Chanel and Karl Lagerfeld have done Vuitton and Marc Jacobs one better. Or, much more accurately, one worse.
Vuitton merely usurped nonprofit museum space for commercial purposes. Chanel will invade a swath of public land to promote its brand: Its players will overtake Rumsey Playfield in New York’s Central Park, Oct. 20 to Nov. 9, with “Mobile Art,” a futuristic pod designed by Zaha Hadid to display Chanel-commissioned art, “at least in part inspired by Chanel’s classic…quilted-style chain handbag” (above), as reported today by Carol Vogel in the NY Times.
Mentioning (as city officials did) this cynical business transaction in the same breath with Christo‘s and Jeanne-Claude‘s Gates or Olafur Eliasson‘s current Waterfalls is an outrageous insult to those laudable public art projects, both of which were artist-generated, without commercial purpose.
In case you have any doubt that Chanel’s park perk is an advertising gambit masquerading as an art exhibition, just go to the website that you are encouraged to visit to book timed tickets, click on “Exhibition,” then “Inspiration,” and you can admire the parade of Chanel products and read the description of what the company’s sandbagged handbag artists are up to:
Their unique visions…reveal the multiple facets of this emblematic bag in all the artistic expresssions.

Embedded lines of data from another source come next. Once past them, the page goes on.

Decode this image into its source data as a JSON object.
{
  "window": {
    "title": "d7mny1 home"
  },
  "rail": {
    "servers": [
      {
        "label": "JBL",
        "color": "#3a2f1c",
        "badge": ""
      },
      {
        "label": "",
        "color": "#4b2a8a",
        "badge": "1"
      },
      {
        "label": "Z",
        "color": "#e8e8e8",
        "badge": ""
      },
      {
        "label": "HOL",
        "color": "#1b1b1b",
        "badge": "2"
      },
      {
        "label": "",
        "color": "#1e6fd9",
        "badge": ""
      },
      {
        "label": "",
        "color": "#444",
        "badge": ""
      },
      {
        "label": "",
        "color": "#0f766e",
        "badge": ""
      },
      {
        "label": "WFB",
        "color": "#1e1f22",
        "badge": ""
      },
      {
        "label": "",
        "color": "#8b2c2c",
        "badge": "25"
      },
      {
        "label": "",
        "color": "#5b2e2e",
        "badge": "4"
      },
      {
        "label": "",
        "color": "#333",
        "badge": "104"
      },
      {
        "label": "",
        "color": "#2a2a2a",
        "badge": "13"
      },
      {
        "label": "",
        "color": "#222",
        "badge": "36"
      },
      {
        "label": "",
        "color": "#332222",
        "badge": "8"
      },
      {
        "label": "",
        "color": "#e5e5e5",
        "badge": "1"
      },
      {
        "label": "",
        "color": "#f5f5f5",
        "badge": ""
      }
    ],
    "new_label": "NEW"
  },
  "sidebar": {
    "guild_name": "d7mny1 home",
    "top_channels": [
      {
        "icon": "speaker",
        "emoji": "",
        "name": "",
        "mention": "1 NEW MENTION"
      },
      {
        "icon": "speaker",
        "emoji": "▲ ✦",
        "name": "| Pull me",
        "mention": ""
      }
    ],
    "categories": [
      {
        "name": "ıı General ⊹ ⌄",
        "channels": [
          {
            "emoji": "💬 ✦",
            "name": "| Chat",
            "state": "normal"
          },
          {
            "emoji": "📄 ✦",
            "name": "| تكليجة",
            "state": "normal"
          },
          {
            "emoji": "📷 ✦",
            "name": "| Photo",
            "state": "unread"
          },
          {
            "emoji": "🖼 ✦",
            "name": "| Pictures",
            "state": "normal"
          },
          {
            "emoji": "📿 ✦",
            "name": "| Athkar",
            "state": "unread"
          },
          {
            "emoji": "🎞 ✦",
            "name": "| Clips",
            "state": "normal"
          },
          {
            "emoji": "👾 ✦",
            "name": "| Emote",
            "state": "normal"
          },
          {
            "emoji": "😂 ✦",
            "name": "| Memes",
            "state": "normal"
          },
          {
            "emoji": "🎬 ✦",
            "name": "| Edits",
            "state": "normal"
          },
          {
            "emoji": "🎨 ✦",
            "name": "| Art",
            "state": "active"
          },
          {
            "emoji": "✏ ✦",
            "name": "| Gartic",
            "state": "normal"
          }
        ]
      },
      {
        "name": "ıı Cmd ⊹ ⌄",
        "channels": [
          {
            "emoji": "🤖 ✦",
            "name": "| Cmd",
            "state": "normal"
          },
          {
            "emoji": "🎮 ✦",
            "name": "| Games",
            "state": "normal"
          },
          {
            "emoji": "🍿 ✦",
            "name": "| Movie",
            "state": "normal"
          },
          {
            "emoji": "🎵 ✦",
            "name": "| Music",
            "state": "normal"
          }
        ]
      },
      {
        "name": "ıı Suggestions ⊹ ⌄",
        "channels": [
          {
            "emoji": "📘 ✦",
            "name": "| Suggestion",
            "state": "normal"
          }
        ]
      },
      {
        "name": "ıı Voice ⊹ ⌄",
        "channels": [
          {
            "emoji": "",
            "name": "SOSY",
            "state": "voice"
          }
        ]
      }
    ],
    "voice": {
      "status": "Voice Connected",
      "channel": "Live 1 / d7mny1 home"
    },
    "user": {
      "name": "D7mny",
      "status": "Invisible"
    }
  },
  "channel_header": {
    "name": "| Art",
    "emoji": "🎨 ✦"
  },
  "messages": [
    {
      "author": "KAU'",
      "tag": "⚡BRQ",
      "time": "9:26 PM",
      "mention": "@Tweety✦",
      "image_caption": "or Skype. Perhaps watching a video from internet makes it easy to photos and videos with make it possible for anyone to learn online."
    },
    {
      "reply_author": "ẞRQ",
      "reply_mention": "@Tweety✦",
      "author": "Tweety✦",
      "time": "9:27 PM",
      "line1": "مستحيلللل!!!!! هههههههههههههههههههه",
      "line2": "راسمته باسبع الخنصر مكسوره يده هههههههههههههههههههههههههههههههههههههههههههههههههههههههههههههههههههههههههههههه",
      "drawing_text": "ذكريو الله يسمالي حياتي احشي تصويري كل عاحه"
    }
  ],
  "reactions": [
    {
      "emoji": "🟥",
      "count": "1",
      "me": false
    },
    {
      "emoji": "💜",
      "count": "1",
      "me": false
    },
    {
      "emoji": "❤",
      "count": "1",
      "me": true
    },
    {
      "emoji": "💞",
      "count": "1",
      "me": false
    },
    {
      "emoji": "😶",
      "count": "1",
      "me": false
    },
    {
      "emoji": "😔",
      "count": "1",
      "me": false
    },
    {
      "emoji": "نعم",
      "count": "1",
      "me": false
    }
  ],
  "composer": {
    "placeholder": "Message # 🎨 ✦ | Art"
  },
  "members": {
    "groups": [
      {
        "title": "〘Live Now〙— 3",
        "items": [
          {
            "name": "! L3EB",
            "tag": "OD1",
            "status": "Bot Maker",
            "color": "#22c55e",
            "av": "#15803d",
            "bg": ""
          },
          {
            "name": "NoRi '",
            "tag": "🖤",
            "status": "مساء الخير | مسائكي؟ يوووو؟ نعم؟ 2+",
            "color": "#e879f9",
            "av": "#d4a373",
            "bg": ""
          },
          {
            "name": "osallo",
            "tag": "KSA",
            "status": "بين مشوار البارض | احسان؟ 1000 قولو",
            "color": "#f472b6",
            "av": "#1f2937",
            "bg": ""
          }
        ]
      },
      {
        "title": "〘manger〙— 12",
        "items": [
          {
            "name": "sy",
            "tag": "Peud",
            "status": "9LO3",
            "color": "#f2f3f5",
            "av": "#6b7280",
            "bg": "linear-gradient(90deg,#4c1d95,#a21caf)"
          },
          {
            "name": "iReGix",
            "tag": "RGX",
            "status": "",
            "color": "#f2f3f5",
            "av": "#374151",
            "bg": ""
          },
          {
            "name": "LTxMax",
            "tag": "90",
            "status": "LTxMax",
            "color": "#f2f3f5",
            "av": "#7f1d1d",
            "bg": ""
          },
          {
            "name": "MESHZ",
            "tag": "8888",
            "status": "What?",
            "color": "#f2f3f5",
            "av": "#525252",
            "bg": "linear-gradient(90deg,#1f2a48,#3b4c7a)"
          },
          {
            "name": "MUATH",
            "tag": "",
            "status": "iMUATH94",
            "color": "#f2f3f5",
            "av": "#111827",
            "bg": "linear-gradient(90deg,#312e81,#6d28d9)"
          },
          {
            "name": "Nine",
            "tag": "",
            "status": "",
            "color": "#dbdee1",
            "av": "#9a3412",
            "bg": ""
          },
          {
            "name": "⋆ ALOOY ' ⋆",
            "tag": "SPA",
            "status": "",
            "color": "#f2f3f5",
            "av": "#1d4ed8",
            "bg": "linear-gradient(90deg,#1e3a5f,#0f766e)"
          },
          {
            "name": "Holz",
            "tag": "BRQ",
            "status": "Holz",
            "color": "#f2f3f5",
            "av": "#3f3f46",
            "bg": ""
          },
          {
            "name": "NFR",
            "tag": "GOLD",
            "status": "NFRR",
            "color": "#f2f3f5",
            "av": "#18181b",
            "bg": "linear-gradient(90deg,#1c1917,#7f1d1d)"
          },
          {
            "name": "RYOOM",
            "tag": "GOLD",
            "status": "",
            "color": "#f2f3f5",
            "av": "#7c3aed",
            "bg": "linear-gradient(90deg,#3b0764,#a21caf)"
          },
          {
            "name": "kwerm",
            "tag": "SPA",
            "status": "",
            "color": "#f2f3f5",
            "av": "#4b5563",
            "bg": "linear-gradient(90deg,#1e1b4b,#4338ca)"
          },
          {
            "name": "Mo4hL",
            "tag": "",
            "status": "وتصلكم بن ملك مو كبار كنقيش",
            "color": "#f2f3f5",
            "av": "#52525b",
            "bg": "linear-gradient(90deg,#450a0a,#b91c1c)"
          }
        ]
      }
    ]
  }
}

It’s all about the pocketbook. But, neither the company, the city nor the Central Park Conservancy would tell Vogel the exact price at which Central Park’s public land can be bought. According to Vogel, the fashion company will pay the city a $400,000 “use fee,” and “officials familiar with the project, requesting anonymity in
deference to Chanel, said that the fashion house was donating a sum ‘in
the low seven figures’ to the Central Park Conservancy.”
No such deference should be accorded. The public has a right to know the going price for its parkland. Better yet, it should insist that there’s no price high enough to justify allowing Central Park to be used as a billboard.